O Corpo que Fala: A Conversa no Documentário de Eduardo Coutinho
Eduardo Coutinho, Documentary, Conversation, Story-telling, Body
This research is based on the analysys of the conversations mediated by photography, by moving images and by the singing on Eduardo Coutinho’s documentary, highlighting the different body engagements of the character related with the other on-scene materialities.We present the constitution of what is called cinema of conversation on Coutinho’s work, resorting to the concept of conversation as the tracing of a becoming, from Gilles Deleuze and Claire Parnet on A Conversation: What is it?
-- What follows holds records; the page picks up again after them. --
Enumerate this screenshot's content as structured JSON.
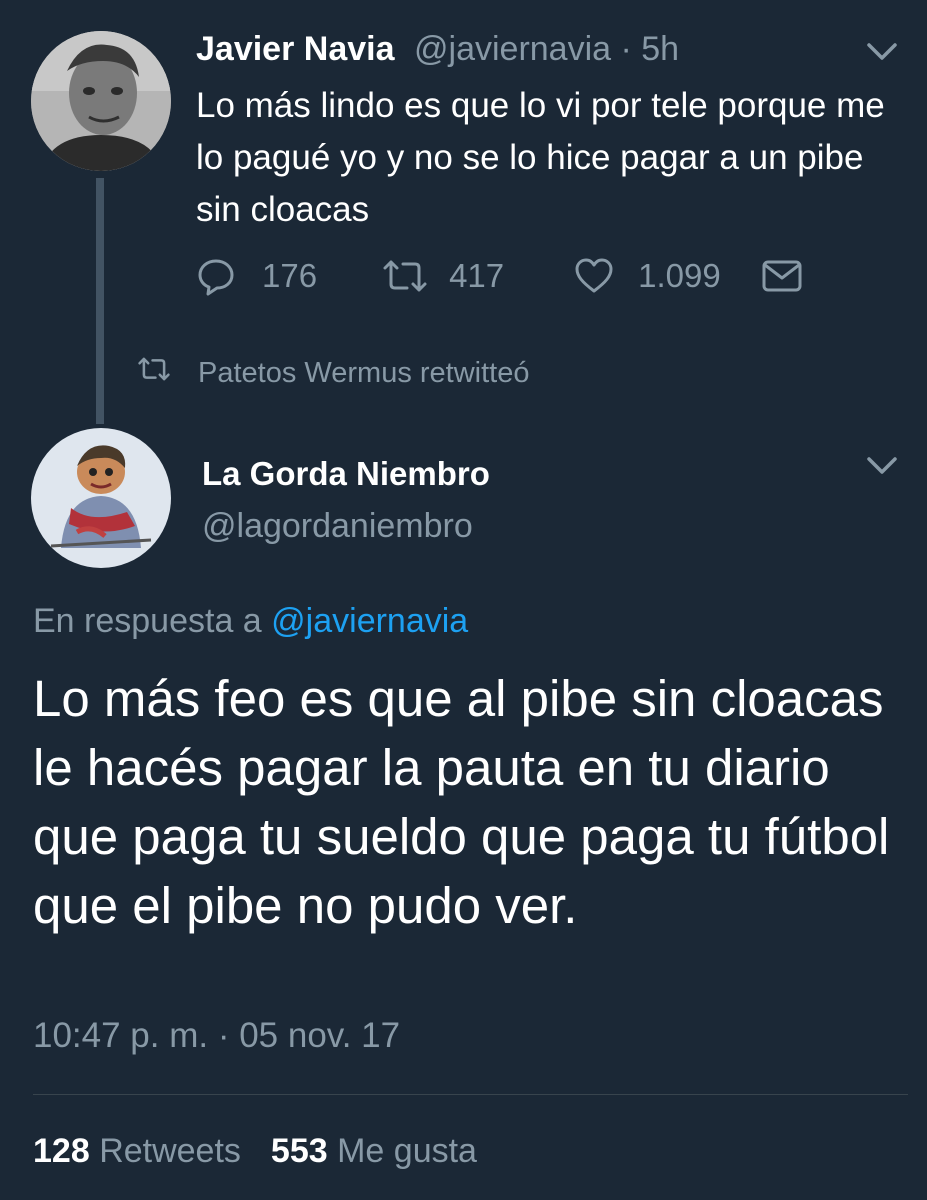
{
  "tweet1": {
    "author_name": "Javier Navia",
    "author_handle": "@javiernavia · 5h",
    "text": "Lo más lindo es que lo vi por tele porque me lo pagué yo y no se lo hice pagar a un pibe sin cloacas",
    "replies": "176",
    "retweets": "417",
    "likes": "1.099"
  },
  "retweet_context": {
    "label": "Patetos Wermus retwitteó"
  },
  "tweet2": {
    "author_name": "La Gorda Niembro",
    "author_handle": "@lagordaniembro",
    "reply_prefix": "En respuesta a",
    "reply_mention": "@javiernavia",
    "text": "Lo más feo es que al pibe sin cloacas le hacés pagar la pauta en tu diario que paga tu sueldo que paga tu fútbol que el pibe no pudo ver.",
    "timestamp": "10:47 p. m. · 05 nov. 17",
    "retweet_count": "128",
    "retweet_label": "Retweets",
    "like_count": "553",
    "like_label": "Me gusta"
  },
  "colors": {
    "background": "#1b2836",
    "muted": "#8899a6",
    "link": "#1da1f2"
  },
  "icons": [
    "reply-icon",
    "retweet-icon",
    "like-icon",
    "dm-icon",
    "chevron-down-icon"
  ]
}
What is it for? pointing outsome convergences between the concepts of conversation of the director and the philosopher, outlining the lines that compose the director’s style: the tendency to minimalism in what concerns to the elimination of elements in the cinematographic language considered unnecessary, centering the forces of the movie around the encounter and conversation; affirmation of the charm in the story-teller character and the minor use they make of the language; the joy of the encounter on the part of the director and the characters; and the care established in both filming and assembly, components that flee from the basic question-and-answer structure on a standard interview of the traditional documentary. When the subjects of the movie, photography or the singing body are added up to the on-scene conversation, we see that the interviewer/intervewee binarism becomes fuzzy, blurred, eventually, the idea of authorship, as the other binarisms chairing the distribution of roles that structure and reassure on the classical interview shape. We emphasized scenes of conversations on the following director’s documentaries: Cabra Marcado Para Morrer (1984), Boca do Lixo (1993), Peões (2004) e As Canções (2011); without failing to mention, nonetheless, moments in Babilônia 2000 (2000), Edifício Master (2002) e O Fim e o Princípio (2005).